I got the impression from my friend in Mijas pueblo that it usually isnt too difficult to get into the school there but of course, things change from year to year. I think the Maria Zambrano school was overcrowded this year and that they had to actually transfer some children to the primary next door. Since you have 2 children of school age then you might have a better chance getting both into the one in Mijas pueblo or one of the others. Although the Junta de Andalucia (local government) usually try to avoid putting brothers and sisters in separate schools, it has been known to happen. But then all this will all depend on your other considerations about where you want to live. Just dont get too stressed about it, you will sort it out!


----------



## guatemadre (Sep 4, 2010)

Thanks again Caz.I...really great to have contacted you! It is the Mijas Pueblo school I am particularly interested in and am in the process of contacting real estate people to see what is available for long term rent to be in that catchment area. I had hoped to travel feb during the half term to try and not upset the school here ( they are a bit funny about taking them out) however with semana blanca being last week of feb and applications march 1st that might change things a bit......I will contact the school directly next week and explain our situation...we may have to take a long term let from feb just to register them even though we dont plan to move till july!! or perhaps the school would provide me with the application in advance or accept it over the internet with view to me providing the originals in july.......I hope so!!! Who knows....it is the sorting of the the small print from overseas where the problem lies!! My folks could maybe fly over from the uk and act in proxy for me......hopefully the school will throw me a bone! I'll look up the other schools too as back up plans and well yes depending on what the real estate people have to say.........many many thanks for all the info, really appreciate the advice you've given! muchas gracias senora.


----------



## Caz.I (Mar 21, 2009)

guatemadre said:


> Thanks again Caz.I...really great to have contacted you!
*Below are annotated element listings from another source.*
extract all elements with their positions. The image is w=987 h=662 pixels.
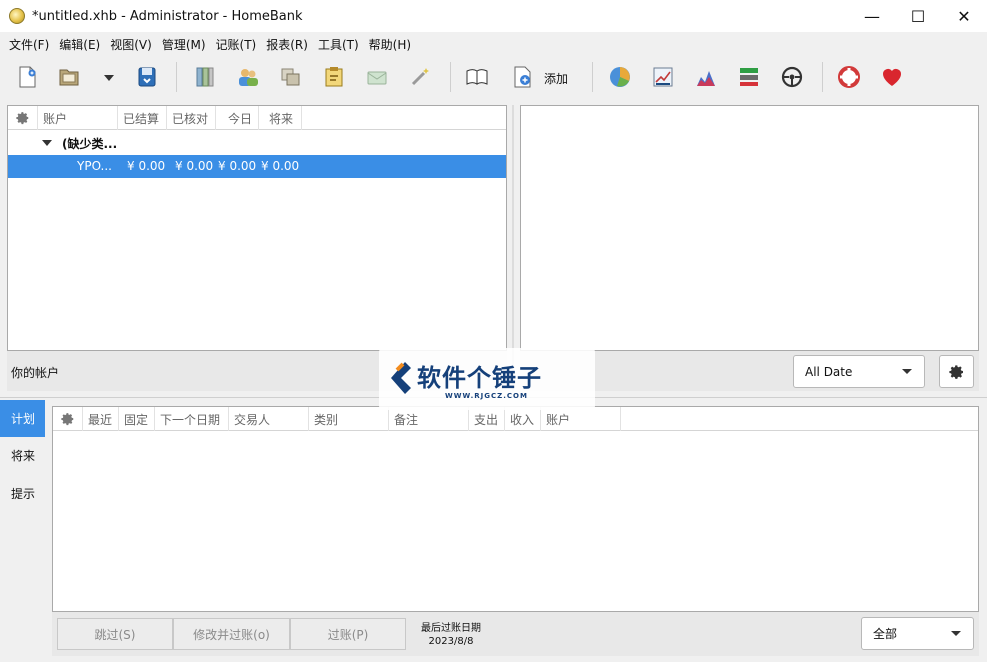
date-filter-value: All Date [805,364,853,379]
account-today: ¥ 0.00 [218,159,257,173]
manage-budget-icon[interactable] [364,64,390,90]
post-button[interactable]: 过账(P) [290,618,406,650]
donate-heart-icon[interactable] [879,64,905,90]
tab-reminders[interactable]: 提示 [0,475,45,512]
menu-file[interactable]: 文件(F) [4,36,54,53]
schedule-header-row: 最近 固定 下一个日期 交易人 类别 备注 支出 收入 账户 [53,407,978,431]
last-post-date: 2023/8/8 [428,636,474,647]
watermark-logo-icon [391,362,411,394]
menu-view[interactable]: 视图(V) [105,36,157,53]
menu-help[interactable]: 帮助(H) [364,36,416,53]
window-controls: — ☐ ✕ [849,0,987,32]
account-row[interactable]: YPO... ¥ 0.00 ¥ 0.00 ¥ 0.00 ¥ 0.00 [8,155,506,178]
menu-manage[interactable]: 管理(M) [157,36,211,53]
menu-tools[interactable]: 工具(T) [313,36,364,53]
watermark-url: WWW.RJGCZ.COM [445,392,528,400]
date-filter-dropdown[interactable]: All Date [793,355,925,388]
column-income[interactable]: 收入 [505,407,541,431]
column-fixed[interactable]: 固定 [119,407,155,431]
account-group-row[interactable]: (缺少类... [8,131,506,155]
window-title: *untitled.xhb - Administrator - HomeBank [32,8,303,24]
accounts-header-row: 账户 已结算 已核对 今日 将来 [8,106,506,130]
column-today[interactable]: 今日 [216,106,259,130]
schedule-columns-gear-icon[interactable] [53,407,83,431]
close-button[interactable]: ✕ [941,0,987,32]
column-future[interactable]: 将来 [259,106,302,130]
assign-magic-wand-icon[interactable] [407,64,433,90]
skip-button[interactable]: 跳过(S) [57,618,173,650]
last-post-label: 最后过账日期 [421,623,481,634]
watermark-title: 软件个锤子 [417,364,542,392]
toolbar-separator [592,62,593,92]
toolbar: 添加 [0,56,987,100]
open-recent-chevron-down-icon[interactable] [96,64,122,90]
column-cleared[interactable]: 已结算 [118,106,167,130]
column-last[interactable]: 最近 [83,407,119,431]
schedule-panel: 最近 固定 下一个日期 交易人 类别 备注 支出 收入 账户 [52,406,979,612]
edit-and-post-button[interactable]: 修改并过账(o) [173,618,290,650]
gear-icon [948,364,963,379]
show-register-book-icon[interactable] [464,64,490,90]
column-expense[interactable]: 支出 [469,407,505,431]
tab-future[interactable]: 将来 [0,437,45,474]
account-reconciled: ¥ 0.00 [175,159,214,173]
chart-panel [520,105,979,351]
menu-edit[interactable]: 编辑(E) [54,36,105,53]
last-post-info: 最后过账日期 2023/8/8 [421,622,481,648]
column-category[interactable]: 类别 [309,407,389,431]
column-reconciled[interactable]: 已核对 [167,106,216,130]
toolbar-separator [176,62,177,92]
menu-bar: 文件(F) 编辑(E) 视图(V) 管理(M) 记账(T) 报表(R) 工具(T… [0,33,987,55]
column-schedule-account[interactable]: 账户 [541,407,621,431]
chevron-down-icon [951,631,961,636]
menu-reports[interactable]: 报表(R) [261,36,313,53]
menu-transaction[interactable]: 记账(T) [211,36,262,53]
report-vehicle-steering-icon[interactable] [779,64,805,90]
maximize-button[interactable]: ☐ [895,0,941,32]
toolbar-separator [450,62,451,92]
accounts-panel: 账户 已结算 已核对 今日 将来 (缺少类... YPO... ¥ 0.00 ¥… [7,105,507,351]
watermark: 软件个锤子 WWW.RJGCZ.COM [379,348,595,410]
chevron-down-icon [902,369,912,374]
tab-schedule[interactable]: 计划 [0,400,45,437]
manage-categories-icon[interactable] [278,64,304,90]
add-label[interactable]: 添加 [544,70,568,87]
column-next-date[interactable]: 下一个日期 [155,407,229,431]
homebank-app-icon [9,8,25,24]
account-future: ¥ 0.00 [261,159,300,173]
report-trend-icon[interactable] [650,64,676,90]
report-pie-chart-icon[interactable] [607,64,633,90]
expand-triangle-icon[interactable] [42,140,52,146]
help-lifebuoy-icon[interactable] [836,64,862,90]
group-label: (缺少类... [62,136,118,151]
report-budget-bars-icon[interactable] [736,64,762,90]
open-file-icon[interactable] [56,64,82,90]
column-payee[interactable]: 交易人 [229,407,309,431]
report-balance-icon[interactable] [693,64,719,90]
schedule-filter-value: 全部 [873,627,898,641]
your-accounts-label: 你的帐户 [11,366,60,380]
column-settings-gear-icon[interactable] [8,106,38,130]
manage-scheduled-icon[interactable] [321,64,347,90]
new-file-icon[interactable] [14,64,40,90]
chart-settings-button[interactable] [939,355,974,388]
account-name: YPO... [77,159,112,173]
save-icon[interactable] [134,64,160,90]
manage-accounts-icon[interactable] [192,64,218,90]
account-cleared: ¥ 0.00 [127,159,166,173]
toolbar-separator [822,62,823,92]
title-bar: *untitled.xhb - Administrator - HomeBank… [0,0,987,32]
schedule-filter-dropdown[interactable]: 全部 [861,617,974,650]
column-memo[interactable]: 备注 [389,407,469,431]
column-account[interactable]: 账户 [38,106,118,130]
minimize-button[interactable]: — [849,0,895,32]
add-transaction-icon[interactable] [509,64,535,90]
manage-payees-icon[interactable] [235,64,261,90]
It is the Mijas Pueblo school I am particularly interested in and am in the process of contacting real estate people to see what is available for long term rent to be in that catchment area. I had hoped to travel feb during the half term to try and not upset the school here ( they are a bit funny about taking them out) however with semana blanca being last week of feb and applications march 1st that might change things a bit......I will contact the school directly next week and explain our situation...we may have to take a long term let from feb just to register them even though we dont plan to move till july!! or perhaps the school would provide me with the application in advance or accept it over the internet with view to me providing the originals in july.......I hope so!!! Who knows....it is the sorting of the the small print from overseas where the problem lies!! My folks could maybe fly over from the uk and act in proxy for me......hopefully the school will throw me a bone! I'll look up the other schools too as back up plans and well yes depending on what the real estate people have to say.........many many thanks for all the info, really appreciate the advice you've given! muchas gracias senora.


After saying that semana blanca is the last week of February, we just got the school calendar today and in 2011 it will be the first week of March! (1-4 March). So maybe if you are out here after the 4th - bearing in mind that they dont usually have the application forms before the 1st March.
Good luck.


----------



## guatemadre (Sep 4, 2010)

Thanks Caz.I! Dont want to be travelling at the wrong time! Much appreciated.


----------